Lecture 7 - Template-Based Representations

1. Foundations of Temporal Models

The primary goal of temporal models is to represent how a system's state changes over discrete time slices ( $Δ, 2 Δ, . . ., T Δ$ ).

State Space: The system's state at any given time $t$ is represented by a set of random variables, denoted as $X^{(t)} = {X_{1}^{(t)}, . . ., X_{n}^{(t)}}$ .
The Chain Rule: To find the probability of a specific sequence of events (a trajectory) over time, you use the chain rule: $P (X^{(0 : T)}) = P (X^{(0)}) \prod_{t}^{T - 1} P (X^{(t + 1)} | X^{(0 : t)})$ .
The Markov Assumption: To simplify the math, these models assume that the future is independent of the past, given the present. This reduces the complex chain rule to $P (X^{(t + 1)} | X^{(t)})$ .

2. Hidden Markov Models (HMMs)

An HMM is a temporal model where the true state of the system is hidden (latent), but we can measure observable evidence.

Structure: It consists of Hidden Variables ( $S^{(t)}$ ) and Observations ( $O^{(t)}$ ), linked by an Observation Model $P (O^{(t)} | S^{(t)})$ .
Example (The Robot & The Rain): A robot indoors wants to know if it's raining ( $R$ ), which is the hidden state. It can only observe if people are carrying umbrellas ( $U$ ). By combining the transition model (how likely rain continues from yesterday) and the sensor model (how likely umbrellas mean rain), the robot uses Bayes' rule to update its belief about the weather. more on it here

3. Dynamic Bayesian Networks (DBNs)

DBNs are a generalization of HMMs. While an HMM uses a single, atomic variable for the hidden state, a DBN uses a factored representation—meaning the hidden state is broken down into multiple interconnected variables.

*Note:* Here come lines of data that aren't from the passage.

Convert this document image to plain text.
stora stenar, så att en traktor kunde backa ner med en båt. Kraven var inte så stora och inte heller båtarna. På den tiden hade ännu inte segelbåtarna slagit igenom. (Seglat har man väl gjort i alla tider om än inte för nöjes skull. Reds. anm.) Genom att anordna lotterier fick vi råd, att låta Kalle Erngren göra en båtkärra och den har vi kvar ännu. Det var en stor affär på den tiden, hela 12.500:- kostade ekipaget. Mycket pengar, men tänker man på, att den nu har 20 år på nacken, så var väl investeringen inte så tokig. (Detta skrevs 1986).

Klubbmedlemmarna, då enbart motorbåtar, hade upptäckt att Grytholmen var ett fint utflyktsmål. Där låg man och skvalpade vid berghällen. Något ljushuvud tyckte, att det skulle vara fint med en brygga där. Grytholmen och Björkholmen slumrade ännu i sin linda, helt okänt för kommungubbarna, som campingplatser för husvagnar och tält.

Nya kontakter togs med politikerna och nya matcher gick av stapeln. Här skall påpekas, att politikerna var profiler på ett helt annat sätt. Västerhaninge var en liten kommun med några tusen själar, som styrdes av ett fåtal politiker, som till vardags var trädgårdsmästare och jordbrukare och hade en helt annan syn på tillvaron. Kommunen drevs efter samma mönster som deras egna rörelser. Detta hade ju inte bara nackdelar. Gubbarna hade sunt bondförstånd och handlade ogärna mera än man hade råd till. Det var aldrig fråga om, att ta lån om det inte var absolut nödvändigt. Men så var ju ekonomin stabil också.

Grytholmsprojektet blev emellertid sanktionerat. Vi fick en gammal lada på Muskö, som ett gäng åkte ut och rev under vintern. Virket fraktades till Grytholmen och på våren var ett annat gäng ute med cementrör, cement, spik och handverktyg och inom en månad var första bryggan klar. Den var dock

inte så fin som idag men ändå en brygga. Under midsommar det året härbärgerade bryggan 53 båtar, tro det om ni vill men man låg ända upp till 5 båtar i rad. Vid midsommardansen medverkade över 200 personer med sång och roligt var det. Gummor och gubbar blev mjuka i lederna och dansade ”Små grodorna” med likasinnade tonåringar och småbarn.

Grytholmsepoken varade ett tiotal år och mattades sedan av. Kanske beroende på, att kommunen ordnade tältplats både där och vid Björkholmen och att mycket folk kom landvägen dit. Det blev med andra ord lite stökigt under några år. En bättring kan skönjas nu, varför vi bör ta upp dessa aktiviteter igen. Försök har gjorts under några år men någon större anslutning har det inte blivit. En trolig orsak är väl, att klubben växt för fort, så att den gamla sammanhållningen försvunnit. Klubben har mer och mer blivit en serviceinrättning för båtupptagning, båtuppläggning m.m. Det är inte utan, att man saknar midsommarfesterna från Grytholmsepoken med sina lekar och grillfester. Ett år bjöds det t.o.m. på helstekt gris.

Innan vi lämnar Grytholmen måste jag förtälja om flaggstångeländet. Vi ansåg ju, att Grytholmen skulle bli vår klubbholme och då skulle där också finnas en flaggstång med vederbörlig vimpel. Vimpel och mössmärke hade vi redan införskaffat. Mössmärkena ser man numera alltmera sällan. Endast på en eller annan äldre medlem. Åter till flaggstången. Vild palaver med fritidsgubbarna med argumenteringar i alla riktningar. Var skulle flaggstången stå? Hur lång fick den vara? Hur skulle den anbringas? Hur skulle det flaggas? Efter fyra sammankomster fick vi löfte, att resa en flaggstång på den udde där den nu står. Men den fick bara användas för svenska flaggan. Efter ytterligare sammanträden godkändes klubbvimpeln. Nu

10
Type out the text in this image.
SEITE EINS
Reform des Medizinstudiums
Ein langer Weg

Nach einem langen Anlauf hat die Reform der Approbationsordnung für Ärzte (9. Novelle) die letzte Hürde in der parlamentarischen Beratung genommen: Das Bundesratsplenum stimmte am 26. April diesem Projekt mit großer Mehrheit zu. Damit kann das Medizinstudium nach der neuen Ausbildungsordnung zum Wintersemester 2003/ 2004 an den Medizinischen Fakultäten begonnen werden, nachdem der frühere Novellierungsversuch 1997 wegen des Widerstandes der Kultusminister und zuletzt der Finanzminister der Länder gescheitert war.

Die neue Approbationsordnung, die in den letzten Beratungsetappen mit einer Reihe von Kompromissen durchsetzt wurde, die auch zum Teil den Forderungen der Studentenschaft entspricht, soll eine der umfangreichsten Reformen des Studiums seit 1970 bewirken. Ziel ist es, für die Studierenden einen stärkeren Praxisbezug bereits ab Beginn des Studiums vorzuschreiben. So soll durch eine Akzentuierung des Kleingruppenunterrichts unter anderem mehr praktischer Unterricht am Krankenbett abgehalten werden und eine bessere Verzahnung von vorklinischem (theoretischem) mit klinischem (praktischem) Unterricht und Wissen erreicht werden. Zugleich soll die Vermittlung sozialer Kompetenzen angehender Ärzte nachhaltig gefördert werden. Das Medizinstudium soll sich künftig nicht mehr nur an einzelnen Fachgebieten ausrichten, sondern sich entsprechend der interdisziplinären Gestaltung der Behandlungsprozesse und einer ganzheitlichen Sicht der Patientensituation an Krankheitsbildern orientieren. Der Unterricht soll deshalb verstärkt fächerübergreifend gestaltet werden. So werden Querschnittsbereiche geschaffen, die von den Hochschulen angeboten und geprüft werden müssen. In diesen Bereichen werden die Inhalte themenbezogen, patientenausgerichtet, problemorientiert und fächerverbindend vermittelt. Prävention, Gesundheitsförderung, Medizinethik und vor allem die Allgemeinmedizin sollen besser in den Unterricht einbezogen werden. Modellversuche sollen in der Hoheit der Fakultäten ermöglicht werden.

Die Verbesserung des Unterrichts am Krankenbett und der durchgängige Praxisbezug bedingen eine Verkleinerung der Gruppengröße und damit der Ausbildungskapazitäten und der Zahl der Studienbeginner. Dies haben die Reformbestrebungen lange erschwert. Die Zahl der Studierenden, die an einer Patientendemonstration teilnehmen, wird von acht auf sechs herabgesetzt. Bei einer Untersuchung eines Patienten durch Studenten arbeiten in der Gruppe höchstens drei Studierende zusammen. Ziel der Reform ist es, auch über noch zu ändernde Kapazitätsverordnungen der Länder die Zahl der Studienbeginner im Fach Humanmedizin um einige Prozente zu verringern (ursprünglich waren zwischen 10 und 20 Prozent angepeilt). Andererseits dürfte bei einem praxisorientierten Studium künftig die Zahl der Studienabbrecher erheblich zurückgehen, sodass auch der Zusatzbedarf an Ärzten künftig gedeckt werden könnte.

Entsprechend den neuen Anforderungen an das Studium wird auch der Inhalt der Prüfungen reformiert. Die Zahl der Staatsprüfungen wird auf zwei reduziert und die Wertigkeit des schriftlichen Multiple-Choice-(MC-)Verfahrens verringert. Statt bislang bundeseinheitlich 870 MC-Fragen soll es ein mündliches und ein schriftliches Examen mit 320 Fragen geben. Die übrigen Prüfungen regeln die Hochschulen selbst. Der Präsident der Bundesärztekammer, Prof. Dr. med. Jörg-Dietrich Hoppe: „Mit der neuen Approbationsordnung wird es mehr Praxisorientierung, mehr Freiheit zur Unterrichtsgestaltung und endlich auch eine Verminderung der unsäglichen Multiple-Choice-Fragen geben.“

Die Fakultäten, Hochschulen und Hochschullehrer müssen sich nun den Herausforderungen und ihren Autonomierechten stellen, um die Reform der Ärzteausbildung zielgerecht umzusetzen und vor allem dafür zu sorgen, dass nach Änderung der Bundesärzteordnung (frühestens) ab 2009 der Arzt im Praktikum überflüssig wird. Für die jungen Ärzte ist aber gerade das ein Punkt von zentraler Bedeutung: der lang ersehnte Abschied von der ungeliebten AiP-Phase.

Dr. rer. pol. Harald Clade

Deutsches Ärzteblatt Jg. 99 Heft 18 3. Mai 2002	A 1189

Components: A DBN requires an Initial Network defining the starting state ( $B_{0}$ ) and a Transition Model defining how states evolve across time slices.
Flexibility: Because they factor the state, DBNs scale better and can model overlapping causal influences compared to the rigid structure of HMMs.
Example: Expanding the weather example, a DBN might split the hidden state into two variables: Rain ( $R_{t}$ ) and Wind ( $W_{t}$ ), both of which independently transition over time but jointly influence the observation of an Umbrella ( $U_{t}$ ). more on it here

4. Linear Dynamical Systems (LDS) & The Kalman Filter

While HMMs and DBNs generally deal with discrete probabilities, a Linear Dynamical System models continuous state evolution. It relies on linear algebra for transitions and assumes Gaussian (normal) noise.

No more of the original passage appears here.